On June 12, 1982, 1 million people assembled in Central Park in New York City to protest the reckless nuclear policies of the Reagan Administration and to call for a nuclear freeze. They never assembled in such numbers again–in part because Reagan reversed course and opened nuclear arms talks with the Soviet Union, and in part because, after Mikhail Gorbachev came to power, the cold war began to wind down. The day remains in memory as a reminder of how quickly public concern over nuclear annihilation can arise and how quickly it can evaporate. When the cold war finally did end, nuclear weapons pretty much dropped out of the conscious thoughts of most Americans. The weapons themselves, however, remain in existence–some 32,000 strong at last count. Now the policies of a new administration and the rise of fresh nuclear dangers have brought the issue back to awareness. On June 10 a coalition of groups that calls itself Project Abolition will hold an antinuclear demonstration in Lafayette Park across from the White House. It will be the first major effort of its kind in the capital since the end of the cold war. The precipitating event is the new arms race that is threatened by the Bush Administration’s embrace of National Missile Defense (NMD) and the weaponization of space. A million people are not expected. But the protesters hope to make up in staying power what they lack in numbers. Their underlying cause is the abolition of all nuclear arms, and their vow is to stick with it for the duration.

It is no simple matter to take stock of the nuclear predicament in the year 2001. Under the Bush Administration, the nuclear policies of the United States–and of the world–are in a state of greater confusion than at any time since the weapons were invented. Chaos would not be too strong a word to use. In fact, the greatest current danger may lie not in one policy or another but precisely in this confusion, which leaves the world’s nuclear actors without any reliable road map for the future. It is nevertheless essential to try to understand at least the broad outlines of the new shape of the predicament. This exercise is complex and riddled with paradox and contradiction, not to mention wishful thinking and sheer fantasy, yet it is unavoidable if either policy or protest is to make sense.

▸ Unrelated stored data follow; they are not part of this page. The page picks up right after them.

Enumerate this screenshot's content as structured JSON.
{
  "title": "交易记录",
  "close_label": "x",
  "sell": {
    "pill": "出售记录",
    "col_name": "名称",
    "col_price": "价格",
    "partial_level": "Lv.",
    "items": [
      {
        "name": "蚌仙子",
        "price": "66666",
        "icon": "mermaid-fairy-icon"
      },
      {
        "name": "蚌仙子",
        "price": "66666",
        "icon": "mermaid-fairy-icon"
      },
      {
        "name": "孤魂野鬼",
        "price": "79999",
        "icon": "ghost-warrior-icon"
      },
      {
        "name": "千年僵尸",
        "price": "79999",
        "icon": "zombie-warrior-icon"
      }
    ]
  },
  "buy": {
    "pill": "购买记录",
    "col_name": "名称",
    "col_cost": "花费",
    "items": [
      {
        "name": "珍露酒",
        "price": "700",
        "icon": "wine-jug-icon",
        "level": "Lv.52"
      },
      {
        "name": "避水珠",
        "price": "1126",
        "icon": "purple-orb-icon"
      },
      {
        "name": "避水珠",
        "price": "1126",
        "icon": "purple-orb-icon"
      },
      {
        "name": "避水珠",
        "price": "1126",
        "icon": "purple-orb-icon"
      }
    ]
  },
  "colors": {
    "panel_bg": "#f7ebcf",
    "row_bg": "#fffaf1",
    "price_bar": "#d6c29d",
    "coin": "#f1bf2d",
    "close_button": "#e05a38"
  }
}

Nuclear danger today has two main sources. The first is the mountain of nuclear arms left over from the cold war. The second is the proliferation of nuclear weapons to new countries. The leftover cold war arsenals are still governed by the policy that prevailed during the cold war, the doctrine of nuclear deterrence, which holds (in its most enlightened version) that the rival great powers are safest when each has the unchallengeable power to annihilate its rival. This way, no one is supposed to try anything, because if anyone does, all will die. Today the United States has about 7,200 weapons poised to fire at Russia, and Russia has about 6,000 poised to fire at us, and the continued existence of each nation depends on the reliability of the other’s forces, which is doubtful in the extreme in the case of Russia. Deterrence’s provocative other name, of course, is mutual assured destruction, or MAD, a reference to the menace of complete annihilation on which the stability of the arrangement rests. MAD’s confusing adjunct is arms control, whose aim has been to draw down the preposterous excess of offensive weapons through the Strategic Arms Reduction Talks (START) while suppressing defenses by observance of the Anti-Ballistic Missile (ABM) treaty of 1972, until this year called the “cornerstone of strategic stability” in NATO planning papers. Defenses had to be suppressed because if they ran free they would upset the laboriously negotiated offensive reductions.

MAD, however, is not a creature of the ABM treaty; it is an inescapable condition in a world of large nuclear arsenals, against which no defenses are available. The ABM treaty merely ratifies and codifies this underlying situation, the better to negotiate the reduction–though not the elimination–of offensive forces. Other things being equal, a world without an ABM treaty would not be a world without MAD; it would be a world with MAD but without arms control.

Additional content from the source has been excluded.